Applying for Social Security disability benefits (SSDI) can be daunting. Not only is there an application to submit and medical documentation to collect, trying to understand the SSDI terminology can make you feel as though you’re reading a foreign language. All this while you worry about how you will support yourself and your family, now that your disability has made you unable to work. To help, we’ve created a list of the top seven things you should know before applying for SSDI benefits.
You can apply for benefits as soon as you become disabled. Many people mistakenly believe they must wait 12 months from the date their disability began before applying for SSDI benefits. But you can actually apply for SSDI benefits as soon as you become disabled.
The confusion lies in the fact that SSDI benefits are only paid for total disability expected to last more than 12 months. As long as your medical documentation supports your disability lasting more than 12 months, you can apply once you are no longer able to engage in substantial gainful activity.
You need medical documentation of your disability. Eligibility for SSDI benefits is based on your disability, so your application must include proof of disability. But you will need more than a doctor’s note stating, “The applicant is disabled.” The Social Security Administration (SSA) has very specific criteria that covers not only the type and severity of injury or illness that qualifies as disability, but the specific type of medical documentation required to substantiate each of these disabling conditions as well.
You must have worked enough quarters to qualify for benefits. Because SSDI is funded through the payment of Social Security taxes by employees, applicants must have worked a certain number of quarters, within a specified time period, in order to receive benefits. This is in addition to meeting the disability requirement. Known as the “recent work” and “duration of work” tests, the number of quarters an applicant must have worked in order to be eligible for benefits depends on the applicant’s age at the time he became disabled and how long he had been employed on the date of disability.
There are no income or resource limits. Eligibility for SSDI is based solely on an applicant’s disability and whether he has worked enough quarters. It is not based on the applicant’s income or resources falling below a certain limit; these limits apply only to the receipt of Supplemental Security Income (SSI).
Your application will most likely be denied. The most recent estimate is that 64% of individuals who apply for SSD benefits will be denied during the initial review. But a denial can be appealed, and the chance that your application will be approved actually increases, with 74% of all applications scheduled for a hearing being approved by the hearing officer.
You can increase your chances of approval by being prepared. The SSA does not require that SSDI applicants have an interview with a disability examiner (the person who evaluates your claim). So the only information the disability examiner will have to go on when deciding whether to approve your application is the information you provide.
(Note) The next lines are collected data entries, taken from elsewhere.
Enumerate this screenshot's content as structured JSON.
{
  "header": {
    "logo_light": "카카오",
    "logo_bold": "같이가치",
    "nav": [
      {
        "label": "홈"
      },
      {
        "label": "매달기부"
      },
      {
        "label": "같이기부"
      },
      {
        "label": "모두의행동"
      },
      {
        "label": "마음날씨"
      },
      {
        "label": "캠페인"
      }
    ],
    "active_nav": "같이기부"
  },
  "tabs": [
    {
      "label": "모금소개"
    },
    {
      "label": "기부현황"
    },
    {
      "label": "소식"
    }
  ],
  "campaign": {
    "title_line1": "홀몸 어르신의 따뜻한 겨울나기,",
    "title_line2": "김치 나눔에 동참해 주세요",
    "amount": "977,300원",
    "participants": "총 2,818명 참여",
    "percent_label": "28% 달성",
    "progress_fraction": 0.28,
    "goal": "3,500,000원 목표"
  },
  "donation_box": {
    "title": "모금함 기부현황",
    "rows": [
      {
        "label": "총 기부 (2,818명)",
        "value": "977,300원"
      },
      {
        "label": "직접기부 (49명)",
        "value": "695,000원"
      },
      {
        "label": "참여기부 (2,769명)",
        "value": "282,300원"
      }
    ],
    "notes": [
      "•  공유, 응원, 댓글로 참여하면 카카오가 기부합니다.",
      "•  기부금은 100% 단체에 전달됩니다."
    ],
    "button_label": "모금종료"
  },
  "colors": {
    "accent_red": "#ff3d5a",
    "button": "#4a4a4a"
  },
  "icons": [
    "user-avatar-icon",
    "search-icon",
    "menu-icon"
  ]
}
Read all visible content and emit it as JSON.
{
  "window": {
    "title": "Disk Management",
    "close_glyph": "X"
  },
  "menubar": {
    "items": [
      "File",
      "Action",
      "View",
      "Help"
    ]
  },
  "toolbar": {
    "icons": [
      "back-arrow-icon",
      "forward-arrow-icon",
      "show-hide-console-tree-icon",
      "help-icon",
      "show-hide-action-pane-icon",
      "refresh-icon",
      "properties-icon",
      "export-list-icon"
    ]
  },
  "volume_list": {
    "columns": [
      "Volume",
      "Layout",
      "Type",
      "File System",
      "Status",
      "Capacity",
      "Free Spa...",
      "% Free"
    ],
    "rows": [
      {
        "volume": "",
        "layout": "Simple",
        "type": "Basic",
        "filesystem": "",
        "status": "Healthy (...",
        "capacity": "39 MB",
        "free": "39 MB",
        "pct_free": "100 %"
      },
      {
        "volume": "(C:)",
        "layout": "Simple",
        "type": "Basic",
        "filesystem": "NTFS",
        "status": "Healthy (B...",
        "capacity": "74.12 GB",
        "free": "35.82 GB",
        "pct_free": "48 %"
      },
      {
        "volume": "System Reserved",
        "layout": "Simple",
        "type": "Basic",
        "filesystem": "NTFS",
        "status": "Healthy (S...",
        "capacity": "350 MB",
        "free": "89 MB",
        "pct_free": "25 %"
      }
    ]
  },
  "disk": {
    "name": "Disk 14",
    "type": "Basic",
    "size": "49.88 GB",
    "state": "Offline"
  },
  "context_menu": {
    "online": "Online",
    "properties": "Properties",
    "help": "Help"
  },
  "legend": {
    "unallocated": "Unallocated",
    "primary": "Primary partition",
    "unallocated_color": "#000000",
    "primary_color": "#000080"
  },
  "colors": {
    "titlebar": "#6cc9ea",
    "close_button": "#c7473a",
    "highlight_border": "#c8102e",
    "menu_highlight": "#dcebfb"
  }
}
To increase the chance that your claim will be approved at the initial review, it is important to be prepared before submitting your application. This includes writing down all of the information regarding your medical history as it relates to your disability, including dates, provider names, medical procedures and tests performed, along with how the disability negatively impacts your activities of daily living (ADL) and job performance. You should also detail your work history for the past 15 years to help the SSA determine if you have worked enough quarters to qualify for SSDI benefits.
You can hire an attorney to assist you during any part of the process. There is no requirement that you hire an attorney to help you apply for SSDI benefits, or that you have legal representation during any phase of the appeal process. But your chances of approval greatly increase if you hire an experienced SSDI attorney. An experienced SSDI attorney who focuses solely on SSDI claims understands the process and can make sure you provide the SSA with all the information necessary to substantiate your disability claim.
Most SSDI attorneys work on a contingency basis, which means that you don’t pay unless your claim is approved. Even then, the SSA limits the amount an SSDI attorney can recover to 25% of the applicant’s retroactive benefits, up to a maximum of $6,000.